I Used To Have A Life

In the United States of America, we sniff each other out by what we do instead of who we are (and isn’t it safer, in some ways, to say, “I’m a businesswoman,” rather than, “I’m a compassionate, obsessive-compulsive Christian?”
Okay, so although I’ve been known to barf my innermost self to others, I’ll play it safe and describe the Human Doing that I was before I crashed like a Boeing on September 27, 2004.
BTW, I don’t mean to offend anyone’s sensibilities with that statement. I was a flight attendant based in New York when 9-11 happened and the subject is a tender one for me, too.
I had my suitcase packed for a 3-day trip on September 28, 2004 when I awakened in the middle of the night, my heart racing. The next day, I staggered out of bed, and that was the start of my nightmare. But let’s rewind.

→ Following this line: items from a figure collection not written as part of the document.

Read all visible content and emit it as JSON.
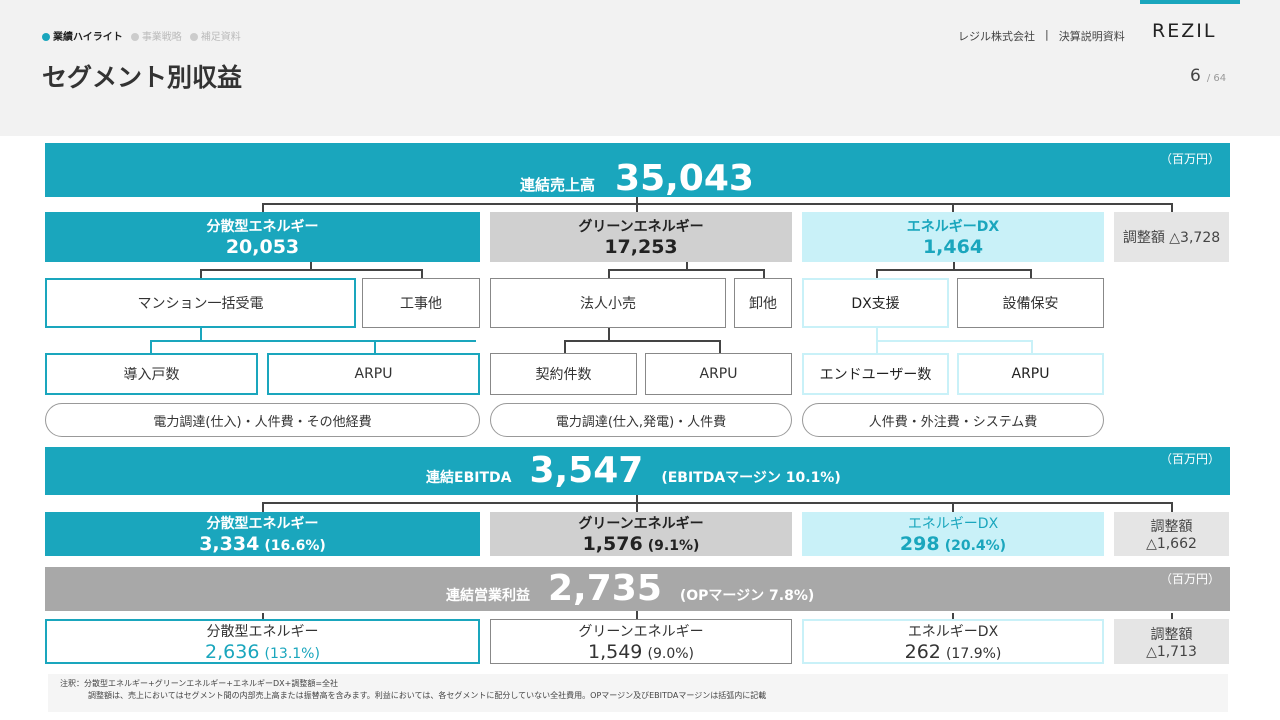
{
  "header": {
    "nav": [
      "業績ハイライト",
      "事業戦略",
      "補足資料"
    ],
    "title": "セグメント別収益",
    "company": "レジル株式会社",
    "separator": "|",
    "doc": "決算説明資料",
    "logo": "REZIL",
    "page": "6",
    "page_sep": "/",
    "total_pages": "64"
  },
  "revenue": {
    "unit": "（百万円）",
    "label": "連結売上高",
    "value": "35,043",
    "segments": [
      {
        "name": "分散型エネルギー",
        "value": "20,053"
      },
      {
        "name": "グリーンエネルギー",
        "value": "17,253"
      },
      {
        "name": "エネルギーDX",
        "value": "1,464"
      }
    ],
    "adjust": "調整額 △3,728",
    "sub": {
      "dist_main": "マンション一括受電",
      "dist_other": "工事他",
      "green_main": "法人小売",
      "green_other": "卸他",
      "dx_main": "DX支援",
      "dx_other": "設備保安"
    },
    "kpi": {
      "dist_1": "導入戸数",
      "dist_2": "ARPU",
      "green_1": "契約件数",
      "green_2": "ARPU",
      "dx_1": "エンドユーザー数",
      "dx_2": "ARPU"
    },
    "costs": {
      "dist": "電力調達(仕入)・人件費・その他経費",
      "green": "電力調達(仕入,発電)・人件費",
      "dx": "人件費・外注費・システム費"
    }
  },
  "ebitda": {
    "unit": "（百万円）",
    "label": "連結EBITDA",
    "value": "3,547",
    "margin": "(EBITDAマージン 10.1%)",
    "segments": [
      {
        "name": "分散型エネルギー",
        "value": "3,334",
        "pct": "(16.6%)"
      },
      {
        "name": "グリーンエネルギー",
        "value": "1,576",
        "pct": "(9.1%)"
      },
      {
        "name": "エネルギーDX",
        "value": "298",
        "pct": "(20.4%)"
      }
    ],
    "adjust_label": "調整額",
    "adjust_value": "△1,662"
  },
  "op": {
    "unit": "（百万円）",
    "label": "連結営業利益",
    "value": "2,735",
    "margin": "(OPマージン 7.8%)",
    "segments": [
      {
        "name": "分散型エネルギー",
        "value": "2,636",
        "pct": "(13.1%)"
      },
      {
        "name": "グリーンエネルギー",
        "value": "1,549",
        "pct": "(9.0%)"
      },
      {
        "name": "エネルギーDX",
        "value": "262",
        "pct": "(17.9%)"
      }
    ],
    "adjust_label": "調整額",
    "adjust_value": "△1,713"
  },
  "note": {
    "line1": "注釈：分散型エネルギー+グリーンエネルギー+エネルギーDX+調整額=全社",
    "line2": "調整額は、売上においてはセグメント間の内部売上高または振替高を含みます。利益においては、各セグメントに配分していない全社費用。OPマージン及びEBITDAマージンは括弧内に記載"
  },
  "colors": {
    "teal": "#1aa6bd",
    "light_cyan": "#c9f1f8",
    "gray": "#d0d0d0"
  }
}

In the years leading up to my crash in 2004, I backpacked around the world in my days off of work as a Flight Attendant, my paid profession from 1997-2004. My world was graced with color and stimulation, as I was given wings to see over forty countries in my mid-twenties. (The memories come in flashes and I’ve forgotten much, due to Lyme), but eyes that witnessed destitution fostered my ambitions for bettering a world ballooning with tragedy. Subsequently, I began to use my travel benefits to bring aid to South American hospitals and orphanages, and my airline buddies accompanied me on my jaunts. It was the seed of bigger ambitions that got squashed before they had a chance to take root and flourish.
Meanwhile, my type-A personality admonished me to finish a novel I’d started in 2002, and between 2002-2004 I cranked out four drafts of a manuscript which held promise but which later got dropped on its head when Lyme began screaming for my full-time attention.
Before this, and as I flew lower to the ground, warning signs of a crash manifested themselves as back pain, anxiety and creeping fatigue. I wonder if I hadn’t had routine 14-hour workdays with Lyme if I would have paid serious attention to the latter?
In any case, I entered my thirtieth year with the gift of illness and was slowly torn away from all the ambitions of my “former” life.
Fortunately and unfortunately, I am a single woman with no remaining financial assets and although God has had me dangling by a thread since day one, the string of His provision has not snapped and I’ve managed to pay my bills for the past two and a half years. Moving back in with my parents has meant living once again under someone else’s rules but I’ll take that over homelessness. Unlike what I did to my novel, my parents haven’t dropped me on my head, as some parents of chronically ill adult children do.
I am not the same person today that I was two and a half years ago, and God isn’t finished with me yet. I’m not healed, and my mind has come further along than my body so far. I don’t profess to know “the” path to healing, as there isn’t one when it comes to this labyrinthine illness. But I’m two and a half years of Internet Sofa Research ahead of the next person to get broad sided by Lyme, and yet many years behind those who have coped with this, chronic fatigue, and/or chronic illness for most of their lives.
I don’t know what my future holds but I have reticently given a quiet rest to all of my ambitions, except for two—to heal, spiritually, emotionally and physically, and to learn to love others and myself as God loves me.
I sense I am called to participate in others’ healing, however, and am heeding that call though I remain ignorant of the exact path I’m headed out on….it is a journey and to all who suffer along the journey with me…may you find peace along the way, too.